In parallel to the MSSG, the MDSSG, that is the group for the monitoring and management of specific deficiencies of medical devices, was also established.

With the Regulation, the European Shortage Monitoring Platform (ESMP) was introduced, a platform for collecting data on drug shortages.

The ESMP, which must be fully operational by 2 February 2025, will be fed with information from MAHs and national medicines agencies. In the Italian case, given that AIFA, the national competent authority, does not have such information, it is necessary to involve pharmacies and wholesalers in monitoring at the distribution level. This information can also be used to possibly declare a state of emergency or a serious event.

An Emergency Task Force (ETF) was also implemented with the aim of simplifying clinical trials of drugs intended to treat, prevent or diagnose diseases responsible for public health emergencies.
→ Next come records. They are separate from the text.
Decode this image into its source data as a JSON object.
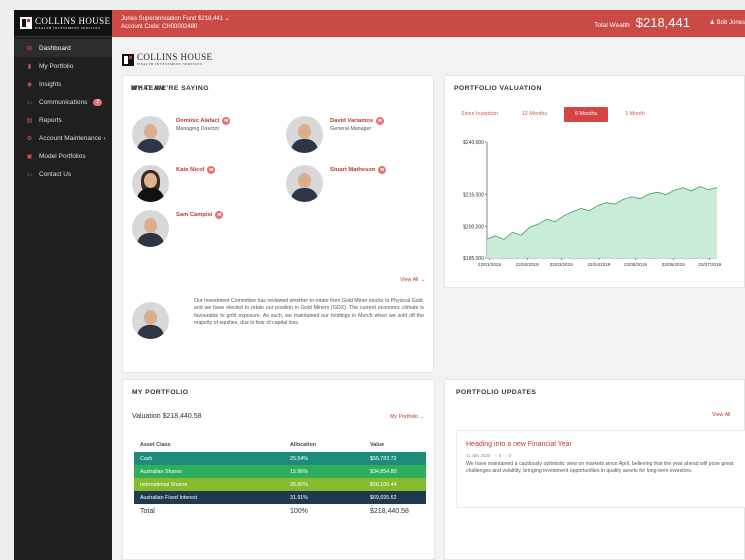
{
  "brand": {
    "name": "COLLINS HOUSE",
    "tagline": "WEALTH INVESTMENT SERVICES"
  },
  "account": {
    "fund": "Jones Superannuation Fund $218,441 ⌄",
    "code": "Account Code: CH00002480"
  },
  "total_wealth": {
    "label": "Total Wealth",
    "amount": "$218,441"
  },
  "user": "♟ Bob Jones",
  "sidebar": {
    "items": [
      {
        "label": "Dashboard",
        "icon": "grid-icon",
        "glyph": "⊞"
      },
      {
        "label": "My Portfolio",
        "icon": "bar-chart-icon",
        "glyph": "▮"
      },
      {
        "label": "Insights",
        "icon": "eye-icon",
        "glyph": "◉"
      },
      {
        "label": "Communications",
        "icon": "chat-icon",
        "glyph": "▭",
        "badge": "2"
      },
      {
        "label": "Reports",
        "icon": "document-icon",
        "glyph": "▤"
      },
      {
        "label": "Account Maintenance ›",
        "icon": "gear-icon",
        "glyph": "⚙"
      },
      {
        "label": "Model Portfolios",
        "icon": "briefcase-icon",
        "glyph": "▣"
      },
      {
        "label": "Contact Us",
        "icon": "message-icon",
        "glyph": "▭"
      }
    ]
  },
  "team": {
    "title": "MY TEAM",
    "members": [
      {
        "name": "Dominic Alafaci",
        "role": "Managing Director"
      },
      {
        "name": "David Variamos",
        "role": "General Manager"
      },
      {
        "name": "Kate Nicol",
        "role": ""
      },
      {
        "name": "Stuart Matheson",
        "role": ""
      },
      {
        "name": "Sam Campisi",
        "role": ""
      }
    ]
  },
  "saying": {
    "title": "WHAT WE'RE SAYING",
    "view_all": "View All →",
    "text": "Our Investment Committee has reviewed whether to rotate from Gold Miner stocks to Physical Gold, and we have elected to retain our position in Gold Miners (GDX). The current economic climate is favourable to gold exposure. As such, we maintained our holdings in Merch when we sold off the majority of equities, due to fear of capital loss."
  },
  "valuation": {
    "title": "PORTFOLIO VALUATION",
    "tabs": [
      "Since Inception",
      "12 Months",
      "6 Months",
      "1 Month"
    ],
    "active_tab": "6 Months"
  },
  "chart_data": {
    "type": "area",
    "title": "",
    "xlabel": "",
    "ylabel": "",
    "ylim": [
      185000,
      240000
    ],
    "y_ticks": [
      "$240,000",
      "$215,000",
      "$200,000",
      "$185,000"
    ],
    "y_tick_values": [
      240000,
      215000,
      200000,
      185000
    ],
    "x_ticks": [
      "22/01/2019",
      "22/02/2019",
      "22/03/2019",
      "22/04/2019",
      "22/05/2019",
      "22/06/2019",
      "22/07/2019"
    ],
    "color": "#c9ecd6",
    "line_color": "#3a9c6a",
    "grid": false,
    "series": [
      {
        "x": [
          "20/01/2019",
          "27/01/2019",
          "03/02/2019",
          "10/02/2019",
          "17/02/2019",
          "24/02/2019",
          "03/03/2019",
          "10/03/2019",
          "17/03/2019",
          "24/03/2019",
          "31/03/2019",
          "07/04/2019",
          "14/04/2019",
          "21/04/2019",
          "28/04/2019",
          "05/05/2019",
          "12/05/2019",
          "19/05/2019",
          "26/05/2019",
          "02/06/2019",
          "09/06/2019",
          "16/06/2019",
          "23/06/2019",
          "30/06/2019",
          "07/07/2019",
          "14/07/2019",
          "21/07/2019",
          "28/07/2019"
        ],
        "values": [
          194000,
          195500,
          193800,
          197200,
          195800,
          199500,
          201000,
          203400,
          202200,
          205000,
          206800,
          208500,
          207400,
          209800,
          211200,
          210500,
          212800,
          214000,
          213100,
          215300,
          216200,
          215000,
          217200,
          218300,
          216800,
          218900,
          217400,
          218441
        ]
      }
    ]
  },
  "portfolio": {
    "title": "MY PORTFOLIO",
    "valuation": "Valuation $218,440.58",
    "link": "My Portfolio →",
    "headers": [
      "Asset Class",
      "Allocation",
      "Value"
    ],
    "rows": [
      {
        "asset": "Cash",
        "allocation": "25.54%",
        "value": "$55,783.72",
        "color": "#1e8c7a"
      },
      {
        "asset": "Australian Shares",
        "allocation": "15.96%",
        "value": "$34,854.80",
        "color": "#2eae5c"
      },
      {
        "asset": "International Shares",
        "allocation": "26.60%",
        "value": "$58,106.44",
        "color": "#86bb2d"
      },
      {
        "asset": "Australian Fixed Interest",
        "allocation": "31.91%",
        "value": "$69,695.62",
        "color": "#1f3a4f"
      }
    ],
    "total": {
      "label": "Total",
      "allocation": "100%",
      "value": "$218,440.58"
    }
  },
  "updates": {
    "title": "PORTFOLIO UPDATES",
    "view_all": "View All",
    "item": {
      "title": "Heading into a new Financial Year",
      "meta": "11 July 2020 · ♡ 0 · ◌ 0",
      "body": "We have maintained a cautiously optimistic view on markets since April, believing that the year ahead will pose great challenges and volatility, bringing investment opportunities in quality assets for long-term investors."
    }
  }
}
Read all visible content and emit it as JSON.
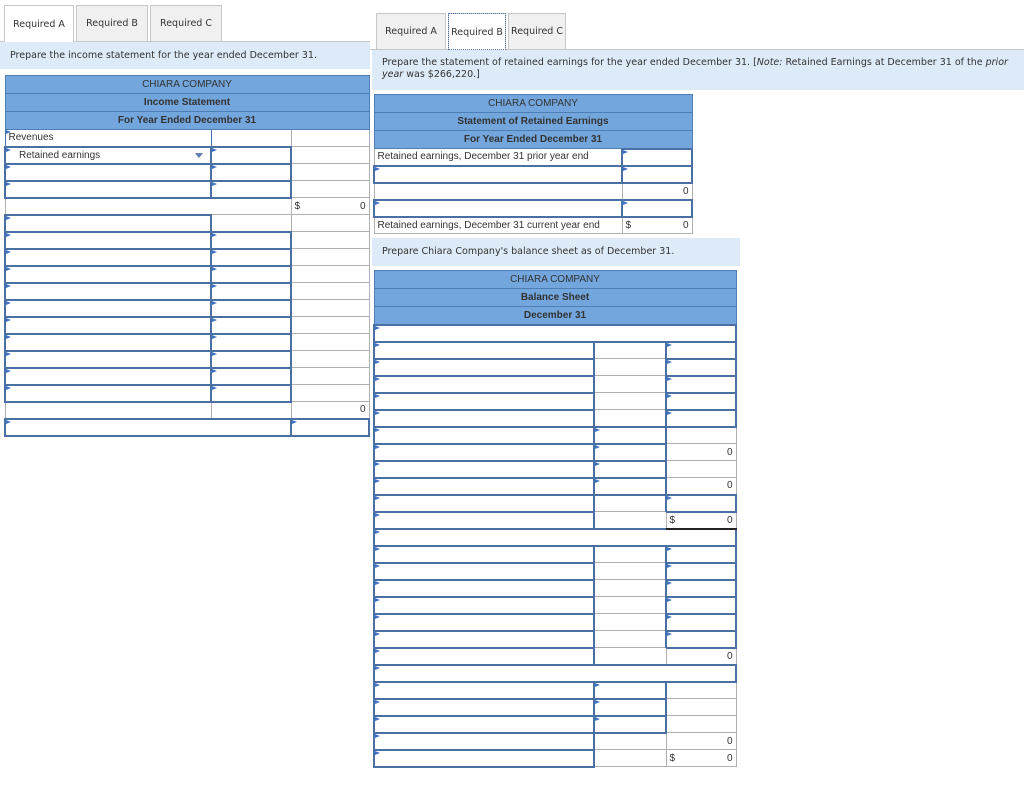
{
  "left": {
    "tabs": [
      {
        "label": "Required A",
        "active": true
      },
      {
        "label": "Required B",
        "active": false
      },
      {
        "label": "Required C",
        "active": false
      }
    ],
    "instruction": "Prepare the income statement for the year ended December 31.",
    "statement": {
      "company": "CHIARA COMPANY",
      "title": "Income Statement",
      "period": "For Year Ended December 31",
      "revenues_label": "Revenues",
      "dropdown_value": "Retained earnings",
      "subtotal_dollar": "$",
      "subtotal_value": "0",
      "total_value": "0"
    }
  },
  "right": {
    "tabs": [
      {
        "label": "Required A",
        "active": false
      },
      {
        "label": "Required B",
        "active": true
      },
      {
        "label": "Required C",
        "active": false
      }
    ],
    "instruction_main": "Prepare the statement of retained earnings for the year ended December 31. [",
    "instruction_note_label": "Note:",
    "instruction_mid": " Retained Earnings at December 31 of the ",
    "instruction_italic": "prior year",
    "instruction_end": " was $266,220.]",
    "retained": {
      "company": "CHIARA COMPANY",
      "title": "Statement of Retained Earnings",
      "period": "For Year Ended December 31",
      "row_prior": "Retained earnings, December 31 prior year end",
      "subtotal_value": "0",
      "row_current": "Retained earnings, December 31 current year end",
      "current_dollar": "$",
      "current_value": "0"
    },
    "balance_instruction": "Prepare Chiara Company's balance sheet as of December 31.",
    "balance": {
      "company": "CHIARA COMPANY",
      "title": "Balance Sheet",
      "period": "December 31",
      "values": {
        "r8": "0",
        "r10": "0",
        "r12_dollar": "$",
        "r12": "0",
        "r20": "0",
        "r25": "0",
        "r26_dollar": "$",
        "r26": "0"
      }
    }
  }
}
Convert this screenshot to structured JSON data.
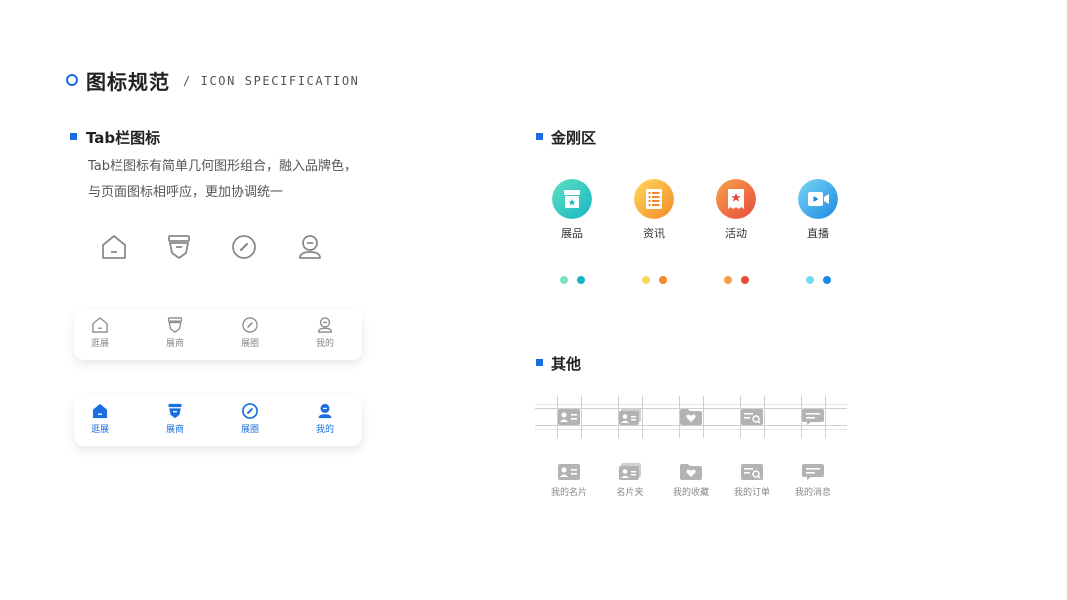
{
  "header": {
    "title_cn": "图标规范",
    "title_en": "/ ICON SPECIFICATION"
  },
  "tab_section": {
    "title": "Tab栏图标",
    "desc_line1": "Tab栏图标有简单几何图形组合，融入品牌色，",
    "desc_line2": "与页面图标相呼应，更加协调统一",
    "icons": [
      "home-icon",
      "exhibitor-icon",
      "compass-icon",
      "user-icon"
    ],
    "tabs": [
      "逛展",
      "展商",
      "展圈",
      "我的"
    ]
  },
  "kingkong_section": {
    "title": "金刚区",
    "items": [
      {
        "label": "展品",
        "icon": "box-icon",
        "colors": [
          "#5ee0c0",
          "#17b6c4"
        ]
      },
      {
        "label": "资讯",
        "icon": "list-icon",
        "colors": [
          "#ffd95a",
          "#f5892c"
        ]
      },
      {
        "label": "活动",
        "icon": "ticket-icon",
        "colors": [
          "#f6a24a",
          "#e84a3c"
        ]
      },
      {
        "label": "直播",
        "icon": "video-icon",
        "colors": [
          "#7ad6f6",
          "#1a8ae0"
        ]
      }
    ]
  },
  "other_section": {
    "title": "其他",
    "items": [
      {
        "label": "我的名片",
        "icon": "card-icon"
      },
      {
        "label": "名片夹",
        "icon": "card-holder-icon"
      },
      {
        "label": "我的收藏",
        "icon": "favorite-folder-icon"
      },
      {
        "label": "我的订单",
        "icon": "order-icon"
      },
      {
        "label": "我的消息",
        "icon": "message-icon"
      }
    ]
  },
  "colors": {
    "brand_blue": "#1a6fe0",
    "icon_gray": "#8a8a8a",
    "other_gray": "#b3b3b3"
  }
}
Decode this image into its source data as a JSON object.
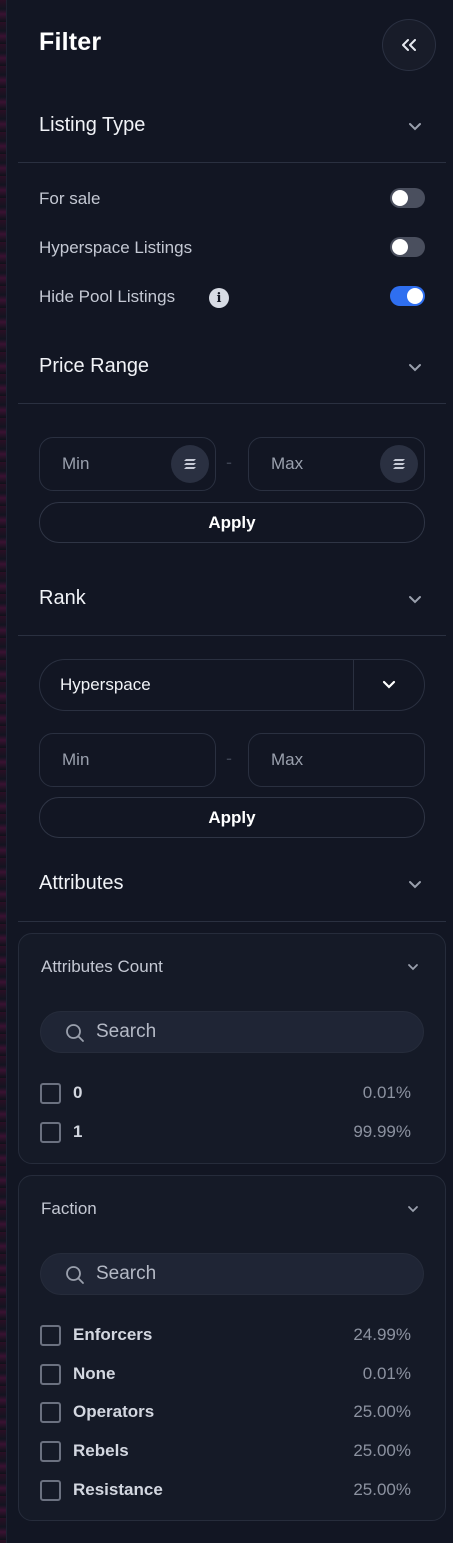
{
  "filter": {
    "title": "Filter",
    "collapse_icon": "double-chevron-left-icon",
    "sections": {
      "listing_type": {
        "title": "Listing Type",
        "options": [
          {
            "label": "For sale",
            "enabled": false
          },
          {
            "label": "Hyperspace Listings",
            "enabled": false
          },
          {
            "label": "Hide Pool Listings",
            "enabled": true
          }
        ]
      },
      "price_range": {
        "title": "Price Range",
        "min_placeholder": "Min",
        "max_placeholder": "Max",
        "separator": "-",
        "apply_label": "Apply"
      },
      "rank": {
        "title": "Rank",
        "source_selected": "Hyperspace",
        "min_placeholder": "Min",
        "max_placeholder": "Max",
        "separator": "-",
        "apply_label": "Apply"
      },
      "attributes": {
        "title": "Attributes",
        "groups": [
          {
            "title": "Attributes Count",
            "search_placeholder": "Search",
            "items": [
              {
                "label": "0",
                "percent": "0.01%"
              },
              {
                "label": "1",
                "percent": "99.99%"
              }
            ]
          },
          {
            "title": "Faction",
            "search_placeholder": "Search",
            "items": [
              {
                "label": "Enforcers",
                "percent": "24.99%"
              },
              {
                "label": "None",
                "percent": "0.01%"
              },
              {
                "label": "Operators",
                "percent": "25.00%"
              },
              {
                "label": "Rebels",
                "percent": "25.00%"
              },
              {
                "label": "Resistance",
                "percent": "25.00%"
              }
            ]
          }
        ]
      }
    }
  },
  "colors": {
    "panel_bg": "#121623",
    "accent_toggle_on": "#2f6ff0",
    "divider": "#2a3040"
  }
}
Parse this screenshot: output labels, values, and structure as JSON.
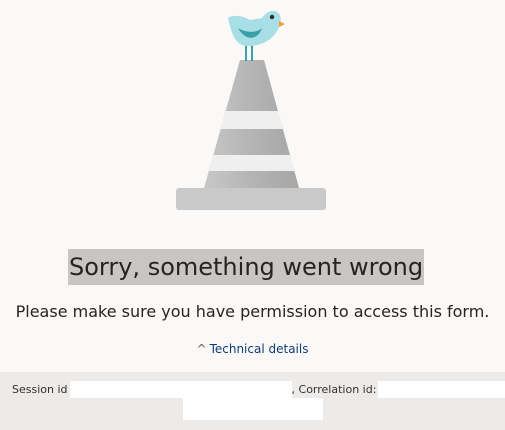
{
  "error": {
    "title": "Sorry, something went wrong",
    "message": "Please make sure you have permission to access this form."
  },
  "technical_details": {
    "toggle_label": "Technical details",
    "session_label": "Session id",
    "correlation_label": ", Correlation id:",
    "session_value": "",
    "correlation_value": ""
  },
  "colors": {
    "background": "#faf9f8",
    "link": "#0f3c78",
    "panel": "#edebe9",
    "highlight": "#c8c6c4"
  },
  "icons": {
    "illustration": "traffic-cone-with-bird"
  }
}
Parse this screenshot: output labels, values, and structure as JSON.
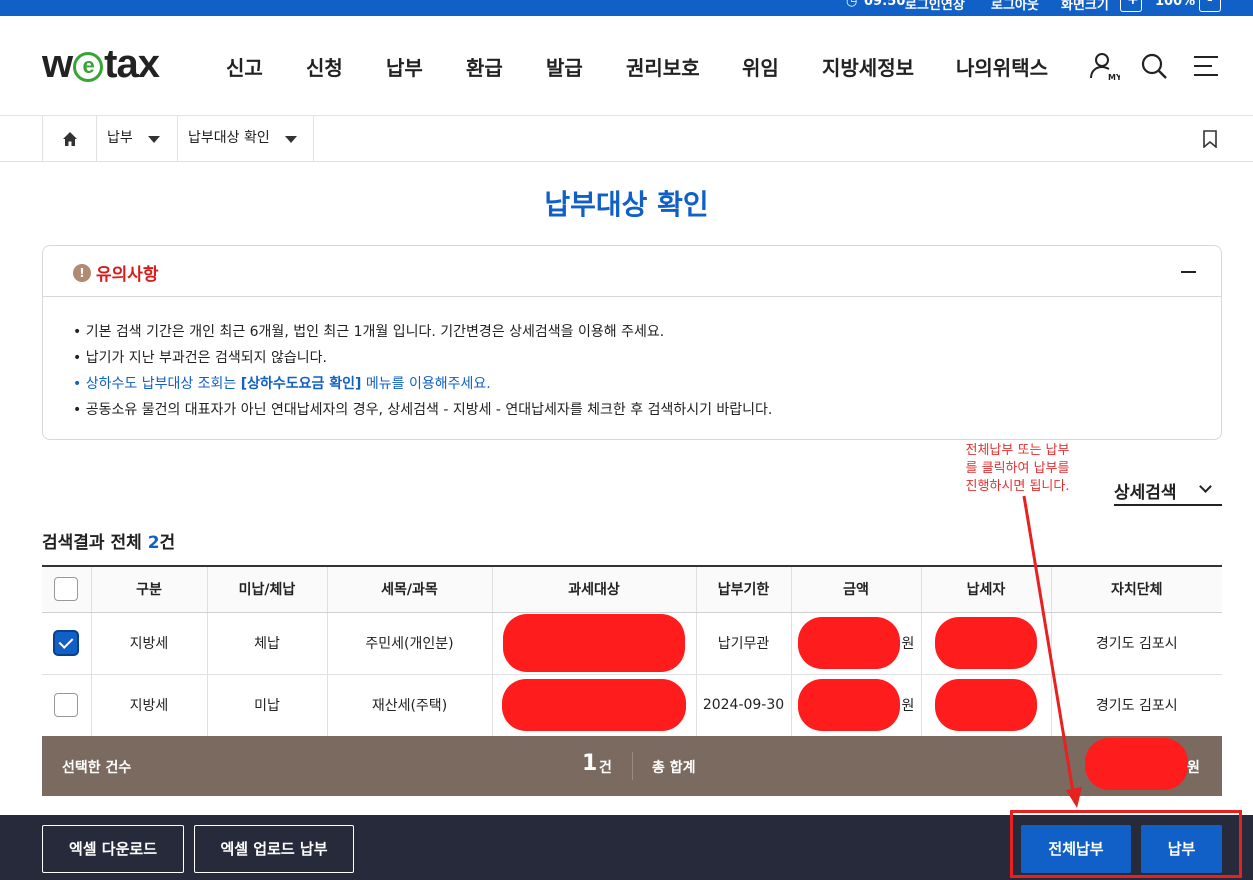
{
  "topbar": {
    "time": "09:50",
    "extend": "로그인연장",
    "logout": "로그아웃",
    "zoom_label": "화면크기",
    "zoom_plus": "+",
    "zoom_value": "100%",
    "zoom_minus": "-"
  },
  "header": {
    "logo_left": "w",
    "logo_e": "e",
    "logo_right": "tax",
    "nav": [
      "신고",
      "신청",
      "납부",
      "환급",
      "발급",
      "권리보호",
      "위임",
      "지방세정보",
      "나의위택스"
    ],
    "my_label": "MY"
  },
  "breadcrumb": {
    "level1": "납부",
    "level2": "납부대상 확인"
  },
  "page_title": "납부대상 확인",
  "notice": {
    "title": "유의사항",
    "icon_glyph": "!",
    "items": [
      "기본 검색 기간은 개인 최근 6개월, 법인 최근 1개월 입니다. 기간변경은 상세검색을 이용해 주세요.",
      "납기가 지난 부과건은 검색되지 않습니다."
    ],
    "link_item": {
      "prefix": "상하수도 납부대상 조회는 ",
      "link": "[상하수도요금 확인]",
      "suffix": " 메뉴를 이용해주세요."
    },
    "last_item": "공동소유 물건의 대표자가 아닌 연대납세자의 경우, 상세검색 - 지방세 - 연대납세자를 체크한 후 검색하시기 바랍니다."
  },
  "annotation": [
    "전체납부 또는 납부",
    "를 클릭하여 납부를",
    "진행하시면 됩니다."
  ],
  "detail_search": "상세검색",
  "result": {
    "prefix": "검색결과 전체 ",
    "count": "2",
    "suffix": "건"
  },
  "table": {
    "headers": [
      "구분",
      "미납/체납",
      "세목/과목",
      "과세대상",
      "납부기한",
      "금액",
      "납세자",
      "자치단체"
    ],
    "rows": [
      {
        "checked": true,
        "type": "지방세",
        "status": "체납",
        "tax_item": "주민세(개인분)",
        "due": "납기무관",
        "won": "원",
        "authority": "경기도 김포시"
      },
      {
        "checked": false,
        "type": "지방세",
        "status": "미납",
        "tax_item": "재산세(주택)",
        "due": "2024-09-30",
        "won": "원",
        "authority": "경기도 김포시"
      }
    ]
  },
  "total": {
    "selected_label": "선택한 건수",
    "selected_count": "1",
    "count_unit": "건",
    "sum_label": "총 합계",
    "won": "원"
  },
  "actions": {
    "excel_download": "엑셀 다운로드",
    "excel_upload_pay": "엑셀 업로드 납부",
    "pay_all": "전체납부",
    "pay": "납부"
  },
  "colors": {
    "brand_blue": "#1060c8",
    "alert_red": "#d81b1b",
    "total_bar": "#7a6a60",
    "action_bar": "#262a3a",
    "redaction": "#ff1c1c"
  }
}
Its duties include reviewing scientific data, making recommendations on the use of unauthorized drugs, coordinating independent studies on vaccine efficacy and safety monitoring, as well as providing scientific advice for the development of medicines intended for use during a public health emergency.

The EU’s network of Single Points of Contact (SPOC), a system used by EMA and national competent authorities to exchange information on deficiencies, is now in charge of supporting the MSSG and providing it with recommendations on:

• monitoring and managing shortages and/or availability issues during a crisis and beyond
• update of the EMA plan for emerging health threats
• definition of the main medicines needed for emergency care, surgery and intensive care, in order to help prepare the lists of essential medicines to respond to public health emergencies or serious events
• Guidance for businesses on the Industry SPOC Network (i-SPOC).